If so, it's only because sinful Moses talking some sense into the divine head:
 9 The LORD said to Moses, "I have seen this people, and behold, they are an obstinate people.
 10 "Now then let Me alone, that My anger may burn against them and that I may destroy them; and I will make of you a great nation."
 11 Then Moses entreated the LORD his God, and said, "O LORD, why does Your anger burn against Your people whom You have brought out from the land of Egypt with great power and with a mighty hand?
 12 "Why should the Egyptians speak, saying, 'With evil intent He brought them out to kill them in the mountains and to destroy them from the face of the earth '? Turn from Your burning anger and change Your mind about doing harm to Your people.
 13 "Remember Abraham, Isaac, and Israel, Your servants to whom You swore by Yourself, and said to them, 'I will multiply your descendants as the stars of the heavens, and all this land of which I have spoken I will give to your descendants, and they shall inherit it forever.'"
 14 So the LORD changed His mind about the harm which He said He would do to His people. (Exod. 32:9-14 NAU)
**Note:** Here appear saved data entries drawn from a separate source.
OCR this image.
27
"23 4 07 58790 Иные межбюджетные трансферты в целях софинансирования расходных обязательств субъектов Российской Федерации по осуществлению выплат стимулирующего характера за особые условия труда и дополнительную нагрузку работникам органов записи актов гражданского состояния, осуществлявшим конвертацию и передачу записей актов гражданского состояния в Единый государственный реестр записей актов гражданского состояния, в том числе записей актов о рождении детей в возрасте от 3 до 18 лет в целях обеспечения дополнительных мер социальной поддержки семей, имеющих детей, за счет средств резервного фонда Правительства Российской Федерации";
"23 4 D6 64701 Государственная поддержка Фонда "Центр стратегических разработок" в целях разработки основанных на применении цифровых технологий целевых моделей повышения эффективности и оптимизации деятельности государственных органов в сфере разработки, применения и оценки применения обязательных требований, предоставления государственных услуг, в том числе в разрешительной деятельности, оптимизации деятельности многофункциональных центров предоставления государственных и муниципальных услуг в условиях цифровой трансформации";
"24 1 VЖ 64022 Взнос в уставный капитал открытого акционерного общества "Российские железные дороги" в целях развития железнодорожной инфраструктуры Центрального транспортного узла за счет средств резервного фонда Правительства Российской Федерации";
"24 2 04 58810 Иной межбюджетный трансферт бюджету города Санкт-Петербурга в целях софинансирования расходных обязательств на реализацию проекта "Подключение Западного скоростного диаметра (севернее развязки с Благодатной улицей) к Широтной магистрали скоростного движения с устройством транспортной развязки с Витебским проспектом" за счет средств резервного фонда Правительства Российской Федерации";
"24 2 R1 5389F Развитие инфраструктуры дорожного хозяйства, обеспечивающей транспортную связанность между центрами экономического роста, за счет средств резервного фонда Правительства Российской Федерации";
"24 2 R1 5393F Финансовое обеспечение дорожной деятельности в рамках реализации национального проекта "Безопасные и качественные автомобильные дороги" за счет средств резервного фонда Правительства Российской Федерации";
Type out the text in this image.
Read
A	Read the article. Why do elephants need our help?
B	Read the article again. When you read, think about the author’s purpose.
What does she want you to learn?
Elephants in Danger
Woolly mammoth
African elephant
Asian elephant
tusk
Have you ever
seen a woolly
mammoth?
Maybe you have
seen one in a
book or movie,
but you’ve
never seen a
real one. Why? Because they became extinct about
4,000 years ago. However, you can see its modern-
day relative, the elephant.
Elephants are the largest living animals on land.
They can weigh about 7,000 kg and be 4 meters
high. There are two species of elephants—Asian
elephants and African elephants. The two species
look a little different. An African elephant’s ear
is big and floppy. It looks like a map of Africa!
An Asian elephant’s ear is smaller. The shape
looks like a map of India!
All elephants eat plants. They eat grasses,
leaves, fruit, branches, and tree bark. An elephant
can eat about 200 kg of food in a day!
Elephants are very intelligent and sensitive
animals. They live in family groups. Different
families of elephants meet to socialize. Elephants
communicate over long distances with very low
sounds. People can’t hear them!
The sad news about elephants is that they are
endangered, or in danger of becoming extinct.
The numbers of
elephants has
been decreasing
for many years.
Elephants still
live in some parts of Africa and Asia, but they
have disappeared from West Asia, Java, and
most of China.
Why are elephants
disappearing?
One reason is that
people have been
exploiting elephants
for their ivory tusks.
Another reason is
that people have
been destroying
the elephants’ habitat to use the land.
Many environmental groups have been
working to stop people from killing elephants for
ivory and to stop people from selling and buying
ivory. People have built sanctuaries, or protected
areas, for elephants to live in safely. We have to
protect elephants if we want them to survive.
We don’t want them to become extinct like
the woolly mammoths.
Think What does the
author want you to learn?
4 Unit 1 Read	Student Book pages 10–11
He’s given each of us a lifetime to respond to His discipline and change our mind. It cannot be said that God failed to give us the opportunity to repent.
But it can certainly be said that God did not do everything he could possibly have done, to convince freewilled humans to do what he says.  If he was willing to part the Red Sea in face of faithless Israelites and skeptical Egyptians, then God doesn't think doing monster-miracles violates anybody's freewill.  Or he doesn't respect freewill the way you think he does.
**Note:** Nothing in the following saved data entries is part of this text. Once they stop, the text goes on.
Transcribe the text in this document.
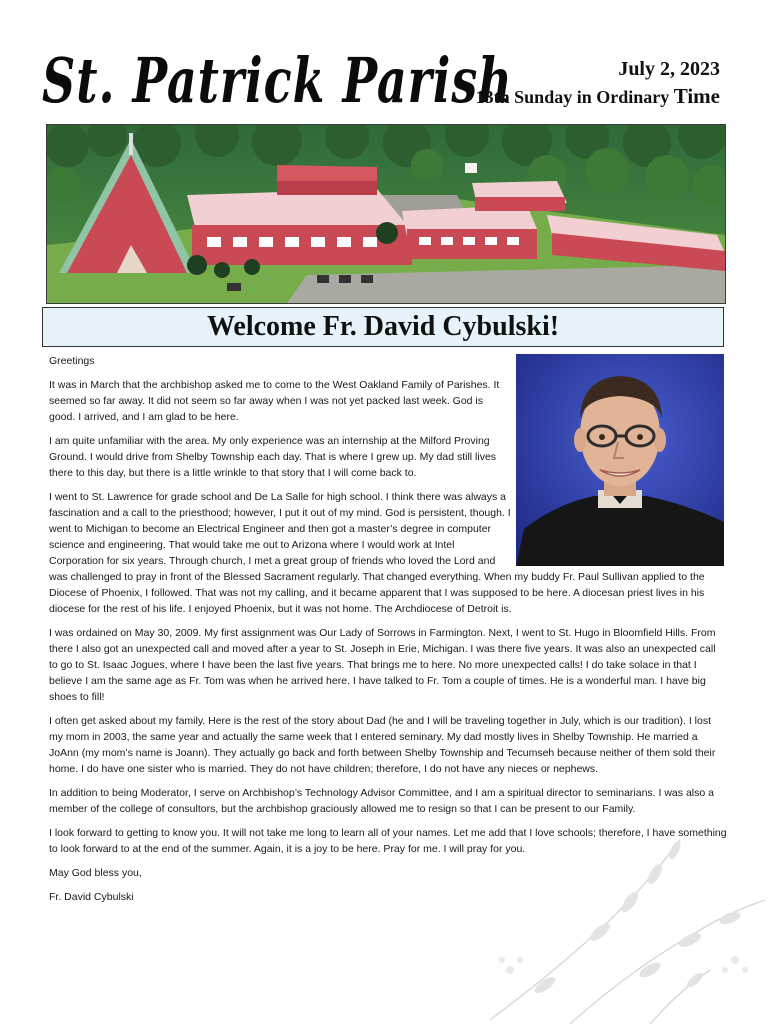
St. Patrick Parish	July 2, 2023
13th Sunday in Ordinary Time
Welcome Fr. David Cybulski!

Greetings

It was in March that the archbishop asked me to come to the West Oakland Family of Parishes. It seemed so far away. It did not seem so far away when I was not yet packed last week. God is good. I arrived, and I am glad to be here.

I am quite unfamiliar with the area. My only experience was an internship at the Milford Proving Ground. I would drive from Shelby Township each day. That is where I grew up. My dad still lives there to this day, but there is a little wrinkle to that story that I will come back to.

I went to St. Lawrence for grade school and De La Salle for high school. I think there was always a fascination and a call to the priesthood; however, I put it out of my mind. God is persistent, though. I went to Michigan to become an Electrical Engineer and then got a master’s degree in computer science and engineering. That would take me out to Arizona where I would work at Intel Corporation for six years. Through church, I met a great group of friends who loved the Lord and was challenged to pray in front of the Blessed Sacrament regularly. That changed everything. When my buddy Fr. Paul Sullivan applied to the Diocese of Phoenix, I followed. That was not my calling, and it became apparent that I was supposed to be here. A diocesan priest lives in his diocese for the rest of his life. I enjoyed Phoenix, but it was not home. The Archdiocese of Detroit is.

I was ordained on May 30, 2009. My first assignment was Our Lady of Sorrows in Farmington. Next, I went to St. Hugo in Bloomfield Hills. From there I also got an unexpected call and moved after a year to St. Joseph in Erie, Michigan. I was there five years. It was also an unexpected call to go to St. Isaac Jogues, where I have been the last five years. That brings me to here. No more unexpected calls! I do take solace in that I believe I am the same age as Fr. Tom was when he arrived here. I have talked to Fr. Tom a couple of times. He is a wonderful man. I have big shoes to fill!

I often get asked about my family. Here is the rest of the story about Dad (he and I will be traveling together in July, which is our tradition). I lost my mom in 2003, the same year and actually the same week that I entered seminary. My dad mostly lives in Shelby Township. He married a JoAnn (my mom’s name is Joann). They actually go back and forth between Shelby Township and Tecumseh because neither of them sold their home. I do have one sister who is married. They do not have children; therefore, I do not have any nieces or nephews.

In addition to being Moderator, I serve on Archbishop’s Technology Advisor Committee, and I am a spiritual director to seminarians. I was also a member of the college of consultors, but the archbishop graciously allowed me to resign so that I can be present to our Family.

I look forward to getting to know you. It will not take me long to learn all of your names. Let me add that I love schools; therefore, I have something to look forward to at the end of the summer. Again, it is a joy to be here. Pray for me. I will pray for you.

May God bless you,

Fr. David Cybulski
And it is rather difficult to believe that after this particular miracle, the Israelites continued to complain against god (Exodus 16:3).  If this part of the story is historically true, then God is stupid for "expecting" such human beings to materialize a strong faith on the basis of the 10 plagues and parting of the Red Sea, especially when he infallibly foreknow these miracles would not produce such a faith.  Don't you worry though, these stories are just religiously embellished kernels of historical truth, for not more more purpose than religious edification of the tribes.
When we are rebellious to the point of exhaustion, however, God has no choice but to deliver on His warnings.
Not true, according to you and the bible, the Canaanites were sinful to the point of exhaustion for 400 years before god punished them:
13 God said to Abram, "Know for certain that your descendants will be strangers in a land that is not theirs, where they will be enslaved and oppressed four hundred years.
 14 "But I will also judge the nation whom they will serve, and afterward they will come out with many possessions.
 15 "As for you, you shall go to your fathers in peace; you will be buried at a good old age.
 16 "Then in the fourth generation they will return here, for the iniquity of the Amorite is not yet complete." (Gen. 15:13-16 NAU)
 In other words, God recognizes the Amorites as sinful to the point of exhaustion, both in reality and in his allegedly infallible foreknowledge, and yet doesn't act there and then, but waits 400 years, not for the Amorites to change their ways, but so their sinful iniquity will become "complete".

Sort of like you knowing you have a devil child who hurts others, but you still put him in the same room with other kids and then don't immediately punish him when he hurts other kids, because you don't think he iniquity is yet complete.

Let's just say that J.Warner Wallace's apologetics argument don't exactly cause me to break out in nervous sweats.  And I say that after multiple demonstrations that his arguments are wrong and inconclusive on the merits.